She gets up. “Well, enjoy your emotional ride then.”
Benja grabs her hand. “No, don’t leave.”
“I don’t feel like being dissected.”
“I’m sorry. Occupational hazard. Please stay.”
The pleading look in his eyes mollifies her. She sits back down. They return to staring across the street.
“Do you remember anything about growing up at the CDL?” he asks without taking his eyes off the man.
She shakes her head. “No. Do you?”
“Sometimes I see a face and get a feeling that I’ve met the person before. Sometimes I develop a strong like or dislike of someone I don’t have a history with. I don’t know if I met them in a past cycle or at the CDL,” he says. “I know that’s not much of an answer.”
“It’s more than what I’ve heard from other people, which is nothing.”
Her childhood at the CDL is a mystery. She does not even know where it is. No one does, except for those who currently live in it. Even though everyone went through it, nobody speaks of their time there. How can you talk of events you do not have a memory of?
No one knows, and no one will ever know. The Center is self-contained and private. Outsiders do not visit it. The Matres do not leave it. The children, like the ones Aris guided through the museum, are occasionally sent on a special train into the cities for field trips. But most of their time is spent in the cocoon of the CDL. It is an incubator of sorts. Before the children become adults. Before Tabula Rasa touches them.
“You, I immediately liked,” Benja says, taking her hands.
“Really? I feel the same.”
“I don’t know why, but I feel so comfortable with you.” He squeezes her hands.
She squeezes back. “Me too.”
His grip becomes tighter. “Shhh!
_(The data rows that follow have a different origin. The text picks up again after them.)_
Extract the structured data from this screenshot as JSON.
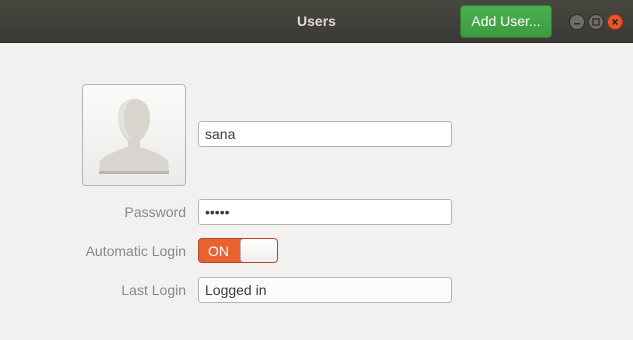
{
  "window": {
    "title": "Users",
    "add_user_label": "Add User..."
  },
  "icons": {
    "avatar": "person-silhouette-icon",
    "minimize": "minimize-icon",
    "maximize": "maximize-icon",
    "close": "close-icon"
  },
  "user": {
    "name": "sana",
    "password_mask": "•••••",
    "password_label": "Password",
    "automatic_login_label": "Automatic Login",
    "automatic_login_state": "ON",
    "last_login_label": "Last Login",
    "last_login_value": "Logged in"
  },
  "colors": {
    "accent_green": "#3ea044",
    "switch_on": "#e9622f",
    "close_button": "#e9552c",
    "titlebar": "#3f3e39"
  }
}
He got up.”
Aris looks across the street. The man exits the door of the coffee shop and turns right.
“Where are you going?” Benja murmurs.
“Probably home,” she says.
“Let’s follow him.”
“I don’t want to be a stalker.”
“You’re not. I am. You’re just my . . . moral support,” he says.
“Then I’m obliged to tell you, just in case you don’t already know, that this is by no means a moral situation,” she says.
“Come on.” He pulls her hand and leads her out the door.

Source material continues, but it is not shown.